Russell Holly, uno dei primi utenti ad aver installato Linux sul nuovo Microsoft Surface Pro, ha parlato nella propria pagina di Google+ nel voler cercare di installare prossimamente Plasma Active l’ambiente desktop sviluppato da KDE e dedicato ai dispositivo mobili con schermo touch-screen.

Microsoft Surface Pro con Linux Mint

Insomma a quanto pare tutte le restrizioni di Microsoft Surface Pro non sembrano dar problemi con Linux a differenza di altre aziende come Samsung, Lenovo e Toshiba che con i loro Secure Boot rendono impossibile l’installazione di alcune distribuzioni Linux.
A questo punto c’è da chiedersi se conviene o meno acquistare un tablet da 899 dollari per poter installare Linux?

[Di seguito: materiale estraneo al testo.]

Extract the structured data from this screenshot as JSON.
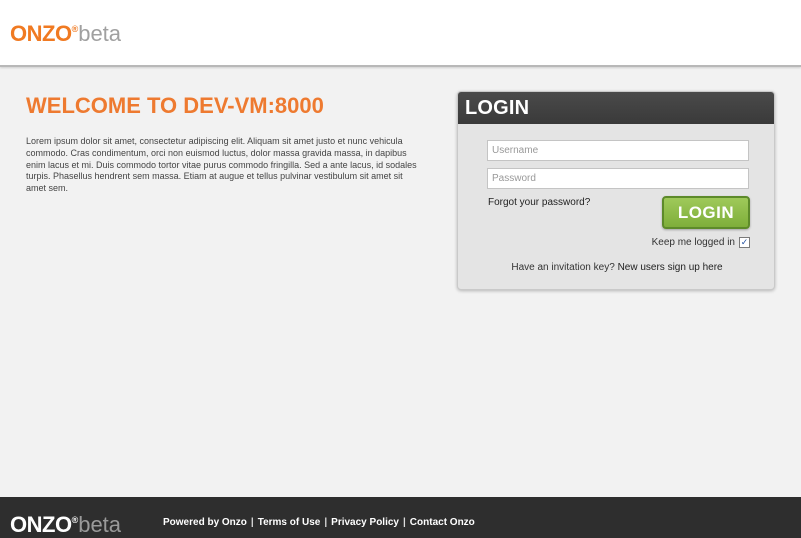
{
  "header": {
    "logo_brand": "ONZO",
    "logo_mark": "®",
    "logo_beta": "beta"
  },
  "welcome": {
    "title": "WELCOME TO DEV-VM:8000",
    "text": "Lorem ipsum dolor sit amet, consectetur adipiscing elit. Aliquam sit amet justo et nunc vehicula commodo. Cras condimentum, orci non euismod luctus, dolor massa gravida massa, in dapibus enim lacus et mi. Duis commodo tortor vitae purus commodo fringilla. Sed a ante lacus, id sodales turpis. Phasellus hendrent sem massa. Etiam at augue et tellus pulvinar vestibulum sit amet sit amet sem."
  },
  "login": {
    "title": "LOGIN",
    "username_placeholder": "Username",
    "password_placeholder": "Password",
    "forgot_label": "Forgot your password?",
    "button_label": "LOGIN",
    "keep_logged_label": "Keep me logged in",
    "keep_logged_checked": true,
    "checkbox_mark": "✓",
    "invite_prompt": "Have an invitation key?",
    "signup_label": "New users sign up here"
  },
  "footer": {
    "logo_brand": "ONZO",
    "logo_mark": "®",
    "logo_beta": "beta",
    "links": [
      "Powered by Onzo",
      "Terms of Use",
      "Privacy Policy",
      "Contact Onzo"
    ],
    "separator": "|"
  },
  "colors": {
    "brand_orange": "#f07a22",
    "login_green": "#8cbb4a",
    "footer_bg": "#2e2e2e"
  }
}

  • a sto punto vai con un ultrabook

    • CF

      Amen

    • Pienamente daccordo anche se l’idea di avere un tablet 10 pollici con 4gb di ram e i5, munita di tastiera dock, è allettante, anche io sarei curioso di provarlo con plasma active o gnome shell o unity considerando che nasconod per quello…

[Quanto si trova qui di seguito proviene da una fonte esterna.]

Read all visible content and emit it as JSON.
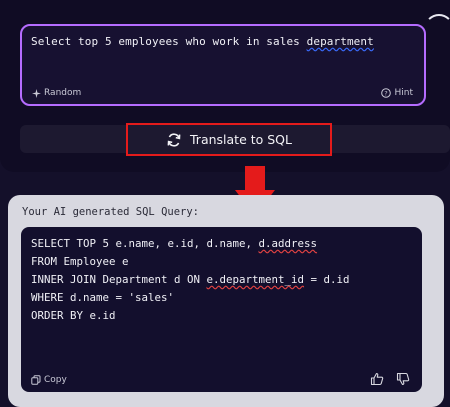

      • Sì l’idea è allettante, ma alla fine non è conveniente.. perché hai sempre un architettura Intel e per quanto ottimizzata possa essere per il consumo energetico consumano sempre di più rispetto ad una architettura ARM, e questo non è solo questione di architettura ma anche di SO, i sistemi operativi mobile sono fatti in modo che solo un processo utente può stare in foreground (tralasciando quelli che stanno in backgroud) invece i SO tradizionali permettono di mantenere attivi più processi per cui il consumo di risorse c’è e puoi ottimizzare quanto vuoi l’architettura ma l’energia te la fanno consumare lo stesso, per cui perché comprarmi un “tablet” con architettura intel se lo posso usare per 1 oretta con un SO tradizionale ? A sto punto meglio un ultrabook che hai la potenza di un core i5 di ultima generazione o di un i7, oppure opti per un tablet Android di qualità, almeno puoi “giocarci” per una 10 ina di ore o più prima che lo devi ricaricare.

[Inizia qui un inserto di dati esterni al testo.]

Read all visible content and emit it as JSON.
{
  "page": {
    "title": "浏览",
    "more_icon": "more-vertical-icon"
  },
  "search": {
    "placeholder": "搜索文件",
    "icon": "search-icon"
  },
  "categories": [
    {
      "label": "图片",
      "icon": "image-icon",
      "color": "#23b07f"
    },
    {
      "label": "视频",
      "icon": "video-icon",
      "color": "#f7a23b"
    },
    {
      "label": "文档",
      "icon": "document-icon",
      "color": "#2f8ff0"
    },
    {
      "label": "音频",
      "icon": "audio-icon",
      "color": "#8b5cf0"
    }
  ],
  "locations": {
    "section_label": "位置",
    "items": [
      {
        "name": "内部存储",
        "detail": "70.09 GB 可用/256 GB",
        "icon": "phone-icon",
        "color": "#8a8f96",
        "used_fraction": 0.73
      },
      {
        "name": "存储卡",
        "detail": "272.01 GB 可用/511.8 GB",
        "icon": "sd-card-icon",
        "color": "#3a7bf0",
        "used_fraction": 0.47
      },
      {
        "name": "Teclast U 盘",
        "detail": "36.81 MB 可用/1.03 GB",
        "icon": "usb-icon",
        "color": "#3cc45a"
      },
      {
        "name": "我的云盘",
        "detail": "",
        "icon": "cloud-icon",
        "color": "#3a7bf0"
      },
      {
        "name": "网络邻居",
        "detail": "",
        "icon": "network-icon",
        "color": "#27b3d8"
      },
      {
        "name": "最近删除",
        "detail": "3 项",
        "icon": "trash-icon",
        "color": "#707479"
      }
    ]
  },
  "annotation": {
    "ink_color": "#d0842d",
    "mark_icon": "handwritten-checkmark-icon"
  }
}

  • Io lo comprerei per installarci linux.. Come dispositivo mi pice veramente tanto.

    • Waifod

      Citazione di andreazube: “La batteria infatti è pessima, cerca in rete per la conferma. Occhio anche al hd, una gigantesca parte te la mangia windows”

  • mikronimo

    Al cambio fanno circa 670 euro… e il comparto hardware è ottimo; piuttosto che spenderne 7-800 per un qualsiasi Apple, Samsung e compagnia bella, che a prestazioni non ci vanno neanche vicino, non mi sembrerebbe proprio un’eresia; con questo prodotto ci si sta avvicinando al mio concetto di tablet sostitutivo del pc di casa: tablet in mobilità e, collegato ad un schermo più grande a casa, “normale” desktop; l’unico dubbio è sulla durata della batteria.

    • andreazube

      La batteria infatti è pessima, cerca in rete per la conferma. Occhio anche al hd, una gigantesca parte te la mangia windows

  • Preferisco solo computer FreeDos o con Ubuntu precaricato e il problema è risolto.